A comissão, que tem investigado crimes de guerra e outras violações do direito internacional dos direitos humanos desde o início da guerra civil na Síria em 2011, até agora conduziu a sua tarefa remotamente, compilando listas de 4.000 alegados autores de crimes graves.
Megally disse que visitou centros de detenção e valas comuns em Damasco e arredores, e manteve reuniões com os ministérios da justiça e das relações exteriores. “Queremos poder ir aos lugares que documentamos (…) para reconfirmar, em substância, a informação” coletados e preencher as lacunas, explicou ele.

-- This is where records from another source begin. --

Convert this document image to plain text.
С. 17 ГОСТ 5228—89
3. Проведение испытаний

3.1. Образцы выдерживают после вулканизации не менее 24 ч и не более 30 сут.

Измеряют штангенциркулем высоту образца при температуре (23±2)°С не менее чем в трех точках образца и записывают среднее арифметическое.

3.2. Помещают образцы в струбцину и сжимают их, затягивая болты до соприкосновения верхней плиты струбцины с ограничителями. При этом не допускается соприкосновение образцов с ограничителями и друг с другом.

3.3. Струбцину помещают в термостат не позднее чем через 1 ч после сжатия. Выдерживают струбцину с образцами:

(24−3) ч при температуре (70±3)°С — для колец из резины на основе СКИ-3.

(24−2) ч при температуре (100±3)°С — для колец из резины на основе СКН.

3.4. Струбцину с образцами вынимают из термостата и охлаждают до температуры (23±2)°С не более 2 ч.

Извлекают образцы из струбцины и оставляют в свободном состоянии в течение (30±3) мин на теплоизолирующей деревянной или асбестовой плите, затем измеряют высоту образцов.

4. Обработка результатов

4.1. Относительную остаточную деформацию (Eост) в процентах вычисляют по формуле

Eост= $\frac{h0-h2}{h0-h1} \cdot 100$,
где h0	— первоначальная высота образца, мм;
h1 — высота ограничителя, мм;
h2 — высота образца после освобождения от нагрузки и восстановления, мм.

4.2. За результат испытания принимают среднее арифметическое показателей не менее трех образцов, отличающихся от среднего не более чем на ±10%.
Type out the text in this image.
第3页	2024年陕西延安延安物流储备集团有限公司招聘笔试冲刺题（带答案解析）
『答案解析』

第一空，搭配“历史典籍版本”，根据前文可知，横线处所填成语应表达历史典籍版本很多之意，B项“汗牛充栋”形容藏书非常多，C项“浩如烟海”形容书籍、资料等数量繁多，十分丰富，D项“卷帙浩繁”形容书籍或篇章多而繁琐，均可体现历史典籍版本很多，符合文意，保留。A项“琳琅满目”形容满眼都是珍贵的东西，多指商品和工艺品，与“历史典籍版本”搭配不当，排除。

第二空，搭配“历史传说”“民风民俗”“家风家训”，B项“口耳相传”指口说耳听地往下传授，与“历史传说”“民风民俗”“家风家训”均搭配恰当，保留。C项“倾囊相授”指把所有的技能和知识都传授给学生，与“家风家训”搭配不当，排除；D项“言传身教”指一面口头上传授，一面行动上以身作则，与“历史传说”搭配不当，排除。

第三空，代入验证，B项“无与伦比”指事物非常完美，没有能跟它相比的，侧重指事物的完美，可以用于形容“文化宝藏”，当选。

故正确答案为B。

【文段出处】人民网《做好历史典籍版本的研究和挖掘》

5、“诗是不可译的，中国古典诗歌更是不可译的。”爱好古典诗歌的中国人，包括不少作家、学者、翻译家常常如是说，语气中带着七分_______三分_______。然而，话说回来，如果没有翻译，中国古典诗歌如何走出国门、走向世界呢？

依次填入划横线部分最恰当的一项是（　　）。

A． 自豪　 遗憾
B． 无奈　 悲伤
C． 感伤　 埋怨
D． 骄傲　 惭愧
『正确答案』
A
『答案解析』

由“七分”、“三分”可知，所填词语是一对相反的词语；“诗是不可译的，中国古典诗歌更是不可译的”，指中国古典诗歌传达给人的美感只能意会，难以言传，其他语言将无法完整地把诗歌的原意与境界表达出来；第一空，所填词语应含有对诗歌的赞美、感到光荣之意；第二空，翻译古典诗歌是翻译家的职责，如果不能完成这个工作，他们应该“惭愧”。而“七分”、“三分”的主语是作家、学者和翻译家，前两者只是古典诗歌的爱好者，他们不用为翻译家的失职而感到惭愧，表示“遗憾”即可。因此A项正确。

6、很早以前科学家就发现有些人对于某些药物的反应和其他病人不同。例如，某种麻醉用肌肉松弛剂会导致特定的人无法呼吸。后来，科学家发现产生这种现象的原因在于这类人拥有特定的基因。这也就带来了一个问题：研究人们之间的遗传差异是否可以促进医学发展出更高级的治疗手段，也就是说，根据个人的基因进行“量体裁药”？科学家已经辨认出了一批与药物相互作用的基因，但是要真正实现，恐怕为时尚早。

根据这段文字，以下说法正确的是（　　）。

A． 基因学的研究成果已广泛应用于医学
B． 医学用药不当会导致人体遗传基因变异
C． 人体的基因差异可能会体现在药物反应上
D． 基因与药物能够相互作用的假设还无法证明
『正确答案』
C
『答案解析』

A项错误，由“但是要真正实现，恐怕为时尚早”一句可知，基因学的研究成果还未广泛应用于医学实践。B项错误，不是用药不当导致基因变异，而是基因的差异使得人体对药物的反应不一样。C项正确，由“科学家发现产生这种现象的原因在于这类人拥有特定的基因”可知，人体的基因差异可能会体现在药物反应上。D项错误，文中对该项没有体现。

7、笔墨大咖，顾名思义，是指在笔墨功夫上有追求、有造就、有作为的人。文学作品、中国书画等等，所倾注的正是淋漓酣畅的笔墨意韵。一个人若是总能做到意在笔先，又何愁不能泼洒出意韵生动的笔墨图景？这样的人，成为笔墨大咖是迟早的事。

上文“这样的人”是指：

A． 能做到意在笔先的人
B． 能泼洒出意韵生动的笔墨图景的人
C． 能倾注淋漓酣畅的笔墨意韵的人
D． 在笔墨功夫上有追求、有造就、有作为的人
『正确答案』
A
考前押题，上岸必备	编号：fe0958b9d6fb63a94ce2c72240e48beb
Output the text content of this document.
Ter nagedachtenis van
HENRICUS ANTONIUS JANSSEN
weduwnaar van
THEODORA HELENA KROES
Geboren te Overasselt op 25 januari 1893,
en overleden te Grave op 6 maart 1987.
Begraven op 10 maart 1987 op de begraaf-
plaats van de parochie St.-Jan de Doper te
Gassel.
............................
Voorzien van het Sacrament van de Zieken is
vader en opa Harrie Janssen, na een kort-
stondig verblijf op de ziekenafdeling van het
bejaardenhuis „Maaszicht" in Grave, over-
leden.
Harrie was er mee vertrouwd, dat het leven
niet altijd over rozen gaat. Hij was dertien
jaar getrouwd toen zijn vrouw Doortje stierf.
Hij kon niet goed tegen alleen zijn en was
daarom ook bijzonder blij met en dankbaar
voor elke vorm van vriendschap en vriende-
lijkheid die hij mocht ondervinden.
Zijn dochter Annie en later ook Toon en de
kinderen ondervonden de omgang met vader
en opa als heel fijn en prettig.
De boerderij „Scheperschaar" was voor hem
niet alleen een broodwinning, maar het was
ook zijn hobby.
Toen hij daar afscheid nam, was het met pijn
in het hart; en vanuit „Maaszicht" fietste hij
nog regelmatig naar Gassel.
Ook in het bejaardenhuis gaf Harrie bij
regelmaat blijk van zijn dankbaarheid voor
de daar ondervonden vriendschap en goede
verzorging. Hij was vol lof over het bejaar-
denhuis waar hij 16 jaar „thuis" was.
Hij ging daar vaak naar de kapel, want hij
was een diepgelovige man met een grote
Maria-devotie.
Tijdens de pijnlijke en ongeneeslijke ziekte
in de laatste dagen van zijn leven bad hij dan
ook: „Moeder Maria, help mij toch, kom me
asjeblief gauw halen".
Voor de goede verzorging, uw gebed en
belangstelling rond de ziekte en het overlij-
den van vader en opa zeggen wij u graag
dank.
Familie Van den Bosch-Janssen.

A comissão, que investigou todas as partes envolvidas no conflito sírio, incluindo os ex-rebeldes agora no comando, também quer trabalhar com as autoridades “para garantir que o passado não se repita”. “Nenhuma parte no conflito na Síria pode dizer ‘respeitamos os direitos humanos ou o direito humanitário internacional’”observou o Sr. Megally, “mas agora estamos em uma nova fase (…) seria bom poder dizer que as lições foram aprendidas”.